Thanks Giving?

A single light bulb casts eerie shadows across the empty dining room
A lone figure sits in a broken chair leaning on an old end table.
Rain falls on the winter burned grass like the teardrops of her life.
On this Thanksgiving Day, there is no blessing even imagined in this wretched house.
Gone are the children, taken by Social Services with a court order.
The broken refrigerator has no food, the toilet won’t flush, and there is no heat.
No place for children to live, even if their loving mother did all she could.
In this land of plenty, she could do no better than her money would allow.
The blessings of Thanksgiving are needed every day by these people, not just one day.
With all hope gone, all reason to live taken from her, she picks up the syringe.
For a while there will be no pain, no fear, and no awareness.
A brief escape paid for with her body, sold to a man with no remorse.
Her body is an empty shell. It doesn’t matter what she does with it.
Or what anyone else does with it for that matter.
At least she can get money with what’s left of her worn out and scarred shell.
Money is what its about, right? Or is it?
No matter, another syringe full and she's good to go.
Pain is only for people who give a damn, not for whose guts are ripped out like her.
She has no pain as long as that sweet fluid keeps running into her veins.
Rescuing her from her lonely shell. It’s not her fault anyway.
Taking her to a place of escape from which she never wants to return.
Who would want to return to the cold and empty life in the "sober" world?
Not her.
Her body and mind, lost in a sea of no awareness, swimming around aimlessly,
As the rest of the world passes by.
If she did have something to be thankful for, she couldn’t recognize it now.

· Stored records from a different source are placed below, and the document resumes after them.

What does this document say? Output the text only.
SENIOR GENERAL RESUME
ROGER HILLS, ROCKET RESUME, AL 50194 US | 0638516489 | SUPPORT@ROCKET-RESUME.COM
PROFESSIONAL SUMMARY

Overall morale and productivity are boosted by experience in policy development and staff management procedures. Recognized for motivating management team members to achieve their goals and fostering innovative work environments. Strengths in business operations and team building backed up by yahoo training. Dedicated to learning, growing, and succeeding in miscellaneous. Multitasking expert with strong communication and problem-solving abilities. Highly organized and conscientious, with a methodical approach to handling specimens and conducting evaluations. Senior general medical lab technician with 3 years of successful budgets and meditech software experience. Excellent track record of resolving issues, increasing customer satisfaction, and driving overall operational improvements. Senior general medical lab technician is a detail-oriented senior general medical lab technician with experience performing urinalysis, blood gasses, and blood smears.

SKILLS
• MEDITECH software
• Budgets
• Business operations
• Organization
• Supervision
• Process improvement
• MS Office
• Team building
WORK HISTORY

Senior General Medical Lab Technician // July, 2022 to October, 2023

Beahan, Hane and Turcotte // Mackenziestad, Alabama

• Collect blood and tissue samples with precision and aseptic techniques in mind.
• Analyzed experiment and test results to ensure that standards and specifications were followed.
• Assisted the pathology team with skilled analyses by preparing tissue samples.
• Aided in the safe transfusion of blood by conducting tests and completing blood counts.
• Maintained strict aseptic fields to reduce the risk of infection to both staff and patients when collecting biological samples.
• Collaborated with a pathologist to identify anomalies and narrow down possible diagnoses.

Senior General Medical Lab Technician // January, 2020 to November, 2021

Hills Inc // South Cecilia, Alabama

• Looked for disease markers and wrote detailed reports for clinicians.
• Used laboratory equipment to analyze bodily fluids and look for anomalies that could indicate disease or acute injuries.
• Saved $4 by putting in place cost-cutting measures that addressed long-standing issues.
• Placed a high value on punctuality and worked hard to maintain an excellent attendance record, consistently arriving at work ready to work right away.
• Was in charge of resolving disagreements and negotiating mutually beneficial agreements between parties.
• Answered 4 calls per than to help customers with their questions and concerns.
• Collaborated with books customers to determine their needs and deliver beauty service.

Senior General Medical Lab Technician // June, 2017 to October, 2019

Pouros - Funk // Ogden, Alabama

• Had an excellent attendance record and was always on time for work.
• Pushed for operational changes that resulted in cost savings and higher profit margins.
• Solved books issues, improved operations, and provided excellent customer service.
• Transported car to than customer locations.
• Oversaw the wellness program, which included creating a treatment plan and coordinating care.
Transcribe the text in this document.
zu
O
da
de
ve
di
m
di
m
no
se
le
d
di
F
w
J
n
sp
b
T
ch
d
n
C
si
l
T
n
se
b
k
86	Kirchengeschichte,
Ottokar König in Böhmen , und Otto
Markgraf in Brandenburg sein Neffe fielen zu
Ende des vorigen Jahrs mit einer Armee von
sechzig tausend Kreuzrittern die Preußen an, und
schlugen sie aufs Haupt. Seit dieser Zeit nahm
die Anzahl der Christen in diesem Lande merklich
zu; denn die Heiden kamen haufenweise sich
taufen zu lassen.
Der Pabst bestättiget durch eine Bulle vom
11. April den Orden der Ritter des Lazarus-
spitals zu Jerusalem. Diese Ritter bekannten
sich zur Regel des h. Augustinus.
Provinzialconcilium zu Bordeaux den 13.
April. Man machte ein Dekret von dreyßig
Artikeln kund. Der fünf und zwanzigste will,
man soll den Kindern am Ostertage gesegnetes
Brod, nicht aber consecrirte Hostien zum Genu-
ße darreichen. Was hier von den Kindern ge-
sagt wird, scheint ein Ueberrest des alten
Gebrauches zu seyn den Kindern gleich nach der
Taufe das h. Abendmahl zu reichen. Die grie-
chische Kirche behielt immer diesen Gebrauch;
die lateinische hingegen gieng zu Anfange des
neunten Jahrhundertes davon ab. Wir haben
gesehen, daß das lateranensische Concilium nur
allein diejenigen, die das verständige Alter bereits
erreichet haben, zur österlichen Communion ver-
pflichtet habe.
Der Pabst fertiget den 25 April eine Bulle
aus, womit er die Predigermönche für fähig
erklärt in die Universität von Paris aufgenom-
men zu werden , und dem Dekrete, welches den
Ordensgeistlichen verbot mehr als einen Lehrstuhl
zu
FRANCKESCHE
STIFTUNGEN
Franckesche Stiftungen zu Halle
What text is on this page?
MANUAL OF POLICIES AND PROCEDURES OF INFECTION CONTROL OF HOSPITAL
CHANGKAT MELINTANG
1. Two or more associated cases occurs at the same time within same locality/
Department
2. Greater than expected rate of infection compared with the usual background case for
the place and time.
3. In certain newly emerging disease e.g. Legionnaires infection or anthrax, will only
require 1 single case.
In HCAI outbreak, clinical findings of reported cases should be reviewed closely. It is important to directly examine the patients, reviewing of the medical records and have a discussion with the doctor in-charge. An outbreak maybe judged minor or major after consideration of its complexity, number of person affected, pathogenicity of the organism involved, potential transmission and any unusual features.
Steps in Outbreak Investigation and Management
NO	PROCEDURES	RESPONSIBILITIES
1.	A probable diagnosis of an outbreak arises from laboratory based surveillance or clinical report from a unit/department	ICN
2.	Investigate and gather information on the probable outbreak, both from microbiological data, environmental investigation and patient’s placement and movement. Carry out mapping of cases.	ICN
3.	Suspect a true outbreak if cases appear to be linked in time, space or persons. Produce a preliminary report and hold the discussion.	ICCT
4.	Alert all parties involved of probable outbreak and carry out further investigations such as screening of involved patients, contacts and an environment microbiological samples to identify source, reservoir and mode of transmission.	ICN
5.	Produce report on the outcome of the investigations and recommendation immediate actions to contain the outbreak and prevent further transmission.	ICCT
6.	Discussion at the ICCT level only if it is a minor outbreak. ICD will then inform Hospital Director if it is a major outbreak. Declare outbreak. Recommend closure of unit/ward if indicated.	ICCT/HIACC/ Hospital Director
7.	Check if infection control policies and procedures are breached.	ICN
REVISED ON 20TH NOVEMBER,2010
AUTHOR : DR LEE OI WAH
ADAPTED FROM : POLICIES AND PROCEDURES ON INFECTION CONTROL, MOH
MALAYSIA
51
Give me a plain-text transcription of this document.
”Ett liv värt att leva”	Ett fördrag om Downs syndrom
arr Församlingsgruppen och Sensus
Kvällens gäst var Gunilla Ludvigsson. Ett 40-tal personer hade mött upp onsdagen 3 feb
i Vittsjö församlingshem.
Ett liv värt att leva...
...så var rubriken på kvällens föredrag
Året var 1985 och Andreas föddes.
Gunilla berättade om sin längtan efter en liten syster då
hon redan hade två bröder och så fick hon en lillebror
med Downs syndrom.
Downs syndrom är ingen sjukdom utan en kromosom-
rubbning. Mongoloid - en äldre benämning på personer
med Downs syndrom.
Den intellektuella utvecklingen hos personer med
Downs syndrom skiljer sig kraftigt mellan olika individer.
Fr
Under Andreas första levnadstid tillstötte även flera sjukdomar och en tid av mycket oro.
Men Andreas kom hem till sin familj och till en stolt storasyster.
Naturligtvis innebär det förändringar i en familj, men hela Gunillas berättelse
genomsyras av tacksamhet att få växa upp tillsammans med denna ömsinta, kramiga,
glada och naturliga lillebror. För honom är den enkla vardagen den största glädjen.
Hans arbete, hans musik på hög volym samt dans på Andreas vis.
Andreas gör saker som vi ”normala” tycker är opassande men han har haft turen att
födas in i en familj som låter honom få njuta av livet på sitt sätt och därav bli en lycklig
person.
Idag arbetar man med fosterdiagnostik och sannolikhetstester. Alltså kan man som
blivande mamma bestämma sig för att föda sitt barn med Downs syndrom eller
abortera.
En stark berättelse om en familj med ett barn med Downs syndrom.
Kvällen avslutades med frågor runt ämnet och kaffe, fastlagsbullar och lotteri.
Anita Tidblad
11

Just as she doesn't recognize her own reflection in the mirror.
Stranger to herself and her world, she walks the path fate has chosen,
She is alone, thankful for only the next injection of sedating numbness.
Her escape, her out, her life.
Another Thanksgiving has come and gone. No one notices her there.
We give thanks this one day each year, helping many others.
She can’t tell one day from another. Thanks giving one day is far from enough.
Give thanks every day, hour, and second. Pray for those who are down.
None of us is far from their place. What would you want from YOU?